Another important class of immersions that are not embeddings are some "parametrizations" of manifolds, as the one of the sphere in the question. These are immersions whose image is in fact a smooth manifold. The are not homeos onto its image, but topological identifications. They give local parametrizations of that manifold when restricted to suitable open sets. Typical examples are the classical parametrizations of spheres, or tori.

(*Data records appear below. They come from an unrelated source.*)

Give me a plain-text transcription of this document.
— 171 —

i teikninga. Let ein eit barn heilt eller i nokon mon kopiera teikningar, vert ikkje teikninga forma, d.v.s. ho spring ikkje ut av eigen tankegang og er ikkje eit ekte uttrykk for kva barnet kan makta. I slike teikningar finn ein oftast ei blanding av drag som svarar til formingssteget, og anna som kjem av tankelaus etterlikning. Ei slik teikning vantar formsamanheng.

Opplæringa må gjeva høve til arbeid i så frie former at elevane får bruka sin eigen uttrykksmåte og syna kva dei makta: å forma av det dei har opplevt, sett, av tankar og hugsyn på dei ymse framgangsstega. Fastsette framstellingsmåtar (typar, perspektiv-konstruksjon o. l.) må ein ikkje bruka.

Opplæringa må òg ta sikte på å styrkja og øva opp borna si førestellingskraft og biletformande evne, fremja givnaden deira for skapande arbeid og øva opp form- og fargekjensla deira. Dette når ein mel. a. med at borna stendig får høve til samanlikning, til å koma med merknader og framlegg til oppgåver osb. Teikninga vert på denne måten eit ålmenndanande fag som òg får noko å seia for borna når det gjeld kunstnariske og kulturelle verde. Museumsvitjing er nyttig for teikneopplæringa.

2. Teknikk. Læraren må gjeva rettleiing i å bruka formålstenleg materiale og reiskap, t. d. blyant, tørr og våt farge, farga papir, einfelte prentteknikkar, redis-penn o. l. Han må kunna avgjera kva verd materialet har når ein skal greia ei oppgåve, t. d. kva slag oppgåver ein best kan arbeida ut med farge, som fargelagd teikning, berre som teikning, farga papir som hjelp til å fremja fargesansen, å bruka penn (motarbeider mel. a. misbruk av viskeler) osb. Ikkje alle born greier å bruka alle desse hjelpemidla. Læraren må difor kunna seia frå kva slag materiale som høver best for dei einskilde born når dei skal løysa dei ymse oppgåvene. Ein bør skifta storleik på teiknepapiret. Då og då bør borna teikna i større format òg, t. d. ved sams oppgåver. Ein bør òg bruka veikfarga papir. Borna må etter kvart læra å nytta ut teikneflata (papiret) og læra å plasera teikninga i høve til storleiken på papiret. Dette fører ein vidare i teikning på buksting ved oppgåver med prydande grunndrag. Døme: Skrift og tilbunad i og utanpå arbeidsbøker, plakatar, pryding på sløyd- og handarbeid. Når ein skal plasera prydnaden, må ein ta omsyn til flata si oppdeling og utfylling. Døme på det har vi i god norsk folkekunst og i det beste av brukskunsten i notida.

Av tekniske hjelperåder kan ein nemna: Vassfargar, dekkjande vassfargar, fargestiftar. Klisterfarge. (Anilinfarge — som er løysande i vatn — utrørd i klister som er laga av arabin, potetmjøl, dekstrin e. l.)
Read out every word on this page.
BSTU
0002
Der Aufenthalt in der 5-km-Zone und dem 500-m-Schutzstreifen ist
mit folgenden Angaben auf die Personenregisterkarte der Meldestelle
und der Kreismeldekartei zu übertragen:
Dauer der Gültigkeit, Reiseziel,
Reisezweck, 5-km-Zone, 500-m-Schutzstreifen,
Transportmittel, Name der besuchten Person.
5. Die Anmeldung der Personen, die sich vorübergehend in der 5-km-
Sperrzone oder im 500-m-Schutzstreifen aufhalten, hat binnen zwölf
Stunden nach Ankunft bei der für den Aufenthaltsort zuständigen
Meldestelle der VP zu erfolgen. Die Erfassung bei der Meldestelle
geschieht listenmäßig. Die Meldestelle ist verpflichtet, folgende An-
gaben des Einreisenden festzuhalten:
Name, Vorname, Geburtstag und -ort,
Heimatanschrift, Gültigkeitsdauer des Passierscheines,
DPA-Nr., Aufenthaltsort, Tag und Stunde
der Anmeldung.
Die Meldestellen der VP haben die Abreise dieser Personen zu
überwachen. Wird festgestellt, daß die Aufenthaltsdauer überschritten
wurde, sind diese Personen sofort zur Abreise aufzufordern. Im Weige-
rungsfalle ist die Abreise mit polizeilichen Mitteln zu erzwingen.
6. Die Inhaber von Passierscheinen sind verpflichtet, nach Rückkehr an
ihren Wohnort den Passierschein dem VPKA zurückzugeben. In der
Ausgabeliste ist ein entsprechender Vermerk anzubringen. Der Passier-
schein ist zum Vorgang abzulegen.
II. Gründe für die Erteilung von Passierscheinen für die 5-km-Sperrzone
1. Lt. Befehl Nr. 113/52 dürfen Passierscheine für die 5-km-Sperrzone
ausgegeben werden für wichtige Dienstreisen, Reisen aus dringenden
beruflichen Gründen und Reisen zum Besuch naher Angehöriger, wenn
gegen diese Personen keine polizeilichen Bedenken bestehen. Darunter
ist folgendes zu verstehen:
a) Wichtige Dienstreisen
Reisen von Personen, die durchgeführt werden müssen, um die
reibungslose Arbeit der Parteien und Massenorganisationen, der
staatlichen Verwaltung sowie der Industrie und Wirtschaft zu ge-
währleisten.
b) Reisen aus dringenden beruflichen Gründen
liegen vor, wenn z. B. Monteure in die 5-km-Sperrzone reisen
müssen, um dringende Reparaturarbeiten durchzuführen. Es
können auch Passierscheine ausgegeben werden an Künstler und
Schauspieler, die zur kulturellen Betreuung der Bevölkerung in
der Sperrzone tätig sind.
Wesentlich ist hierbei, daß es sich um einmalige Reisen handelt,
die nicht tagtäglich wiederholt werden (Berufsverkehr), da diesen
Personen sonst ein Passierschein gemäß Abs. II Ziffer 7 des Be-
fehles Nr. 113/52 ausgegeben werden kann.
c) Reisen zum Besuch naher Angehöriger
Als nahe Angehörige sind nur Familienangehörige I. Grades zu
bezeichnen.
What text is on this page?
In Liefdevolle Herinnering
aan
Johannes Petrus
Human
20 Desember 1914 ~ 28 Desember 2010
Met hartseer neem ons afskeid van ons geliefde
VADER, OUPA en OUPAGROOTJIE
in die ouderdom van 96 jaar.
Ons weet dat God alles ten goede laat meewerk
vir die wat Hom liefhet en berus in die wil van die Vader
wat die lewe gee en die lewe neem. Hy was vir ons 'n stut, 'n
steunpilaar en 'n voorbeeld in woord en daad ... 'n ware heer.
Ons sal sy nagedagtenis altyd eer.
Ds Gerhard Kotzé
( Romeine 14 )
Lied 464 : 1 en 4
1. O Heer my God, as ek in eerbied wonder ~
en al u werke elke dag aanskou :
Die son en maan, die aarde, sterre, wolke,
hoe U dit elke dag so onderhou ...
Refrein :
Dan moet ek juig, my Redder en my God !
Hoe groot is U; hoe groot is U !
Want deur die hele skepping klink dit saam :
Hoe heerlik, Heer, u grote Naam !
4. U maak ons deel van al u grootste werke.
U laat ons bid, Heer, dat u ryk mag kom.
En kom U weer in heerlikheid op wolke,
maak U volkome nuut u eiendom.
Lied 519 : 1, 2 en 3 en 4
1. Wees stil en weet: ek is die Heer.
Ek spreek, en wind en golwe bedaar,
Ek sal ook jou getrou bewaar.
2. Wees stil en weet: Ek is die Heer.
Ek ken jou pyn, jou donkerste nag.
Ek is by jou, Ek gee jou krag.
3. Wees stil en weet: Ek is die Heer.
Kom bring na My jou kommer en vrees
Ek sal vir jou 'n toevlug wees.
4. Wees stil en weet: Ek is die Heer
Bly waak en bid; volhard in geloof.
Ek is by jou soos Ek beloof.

A: When I first started learning about immersions it seemed weird to me that mathematicians would "go out of their way" to define them at all. There are two main reasons that it became important to define an immersed manifold, one is that they play a crucial role in Lie theory and the other is because they are needed to define a foliation of a manifold. When you start studying these things the usefulness of the definition of an immersed manifold will start to seem more natural.
But one of the main ways that I think about the difference between embedded and immersed submanifolds is that the topology of an embedded submanifold is the subspace topology, whereas the topology of an immersed manifold is in general finer than the subspace topology (has more open sets than the subspace topology).